It was by Captain Barber and Major Carey that Mrs. Marshall’s taxes were looked after, her insurance cared for and her notes renewed from year to year, and she lived on in dignity and pride with little understanding of how the money came. Nor did she even suspect how much was due to the ceaseless efforts of Marsh Green.
“Colonel Aspley’s overseer,” she always said in referring to the faithful Green.
“Mrs. Marshall’s hired man,” said the newcomers who were turning old and historic tobacco fields into fruit orchards and vegetable gardens.

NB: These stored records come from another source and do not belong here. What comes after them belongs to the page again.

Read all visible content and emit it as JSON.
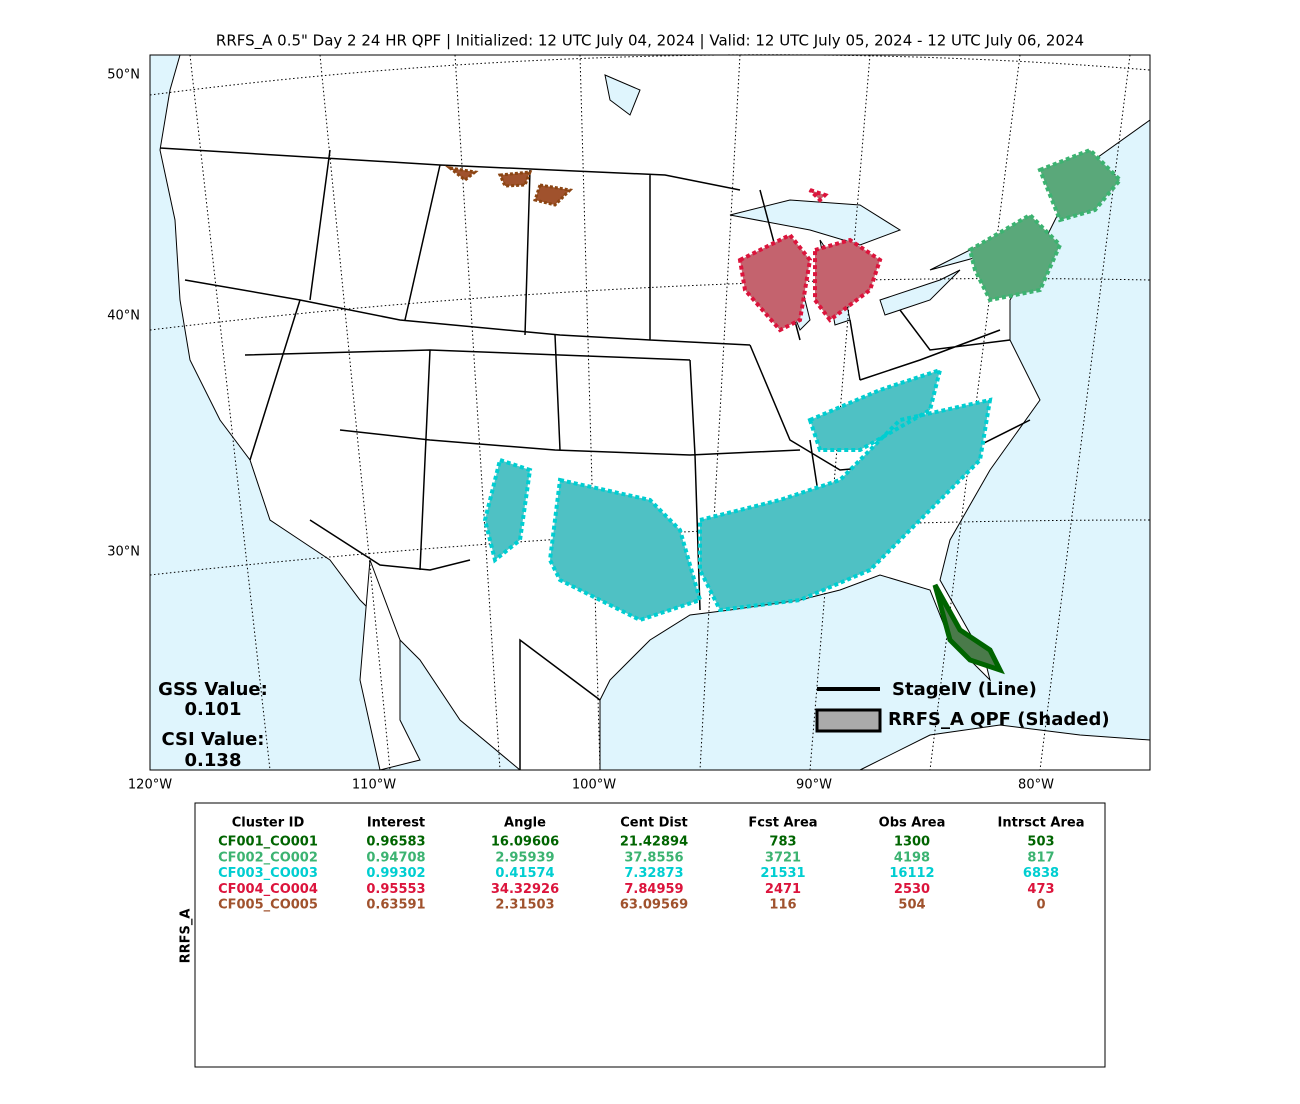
{
  "title": "RRFS_A 0.5\" Day 2 24 HR QPF | Initialized: 12 UTC July 04, 2024 | Valid: 12 UTC July 05, 2024 - 12 UTC July 06, 2024",
  "lat_labels": [
    "50°N",
    "40°N",
    "30°N"
  ],
  "lon_labels": [
    "120°W",
    "110°W",
    "100°W",
    "90°W",
    "80°W"
  ],
  "scores": {
    "gss_label": "GSS Value:",
    "gss_value": "0.101",
    "csi_label": "CSI Value:",
    "csi_value": "0.138"
  },
  "legend": {
    "line": "StageIV (Line)",
    "shaded": "RRFS_A QPF (Shaded)"
  },
  "table": {
    "side_label": "RRFS_A",
    "headers": [
      "Cluster ID",
      "Interest",
      "Angle",
      "Cent Dist",
      "Fcst Area",
      "Obs Area",
      "Intrsct Area"
    ],
    "row_colors": [
      "#006400",
      "#3cb371",
      "#00ced1",
      "#dc143c",
      "#a0522d"
    ],
    "rows": [
      [
        "CF001_CO001",
        "0.96583",
        "16.09606",
        "21.42894",
        "783",
        "1300",
        "503"
      ],
      [
        "CF002_CO002",
        "0.94708",
        "2.95939",
        "37.8556",
        "3721",
        "4198",
        "817"
      ],
      [
        "CF003_CO003",
        "0.99302",
        "0.41574",
        "7.32873",
        "21531",
        "16112",
        "6838"
      ],
      [
        "CF004_CO004",
        "0.95553",
        "34.32926",
        "7.84959",
        "2471",
        "2530",
        "473"
      ],
      [
        "CF005_CO005",
        "0.63591",
        "2.31503",
        "63.09569",
        "116",
        "504",
        "0"
      ]
    ]
  }
}
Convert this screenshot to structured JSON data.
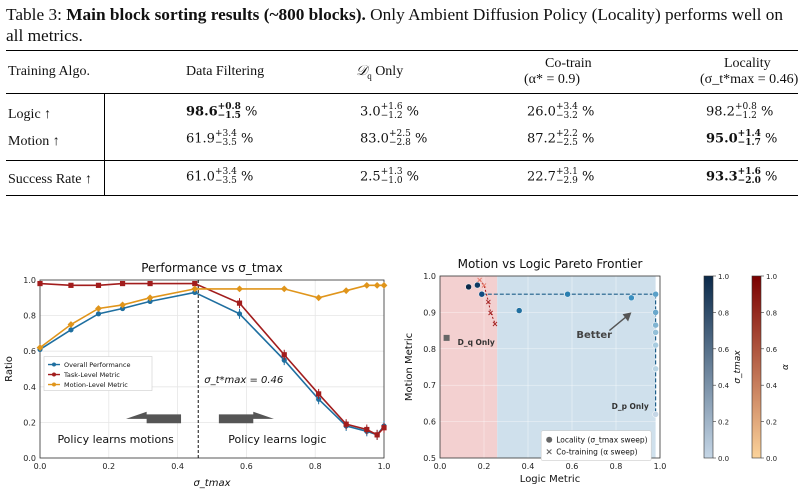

But Marsh could hardly be called a “hired” man. If he was “hired” it was without pay. All the money that the white-haired negro saw came from the vegetables he grew that “the place” did not need. And these were as much the property of old Marsh as if the plantation were his. Mrs. Marshall did not even think of the matter. Twice a year she and Marsh and Amos drove to Lee’s and the colored servitors were clothed.
The fall before, Morey, with much ceremony, had been forwarded to a school for boys in Richmond, famous both for its excellent curriculum and its high tuition. The bills for this had been met by Captain Barber as long as the little account in his bank warranted. Then came the inevitable.
On a day late in the winter Captain Barber and Major Carey, freshly shaven and carrying their gold-headed canes, drove slowly up to Aspley Place. Mammy Ca’line received them. In the musty old parlor, where Colonel Marshall’s picture in his red hunting coat glared down upon his old time friends, the nervous committee twirled two shiny canes.
Mrs. Marshall was not an old woman. Her veneration for the past was not based on any love for long gold chains, earrings, or corkscrew ear curls. There was something a little faded about her appearance but it was not in her hair, nor in her face. Perhaps it was in the gown she wore, but this neither the Captain nor the Major saw. Mrs. Marshall’s neighborly greeting, her courtesy, preserved with many other graces from the days of the old régime, her smile of peace and content, disconcerted the visitors.
“Madam,” began Major Carey at last, “theah is a little mattah—a trifle—but, ah, a mattah that we feel bound, Madam, to lay befoah you.”
“Ouah respect, Madam, foah yo’ husban’, the late Colonel Marshall, who was ouah friend,”—added Captain Barber.
“The regard we hold fo’ his memory and fo’ you and yo’ son Mortimer,”—went on the Major.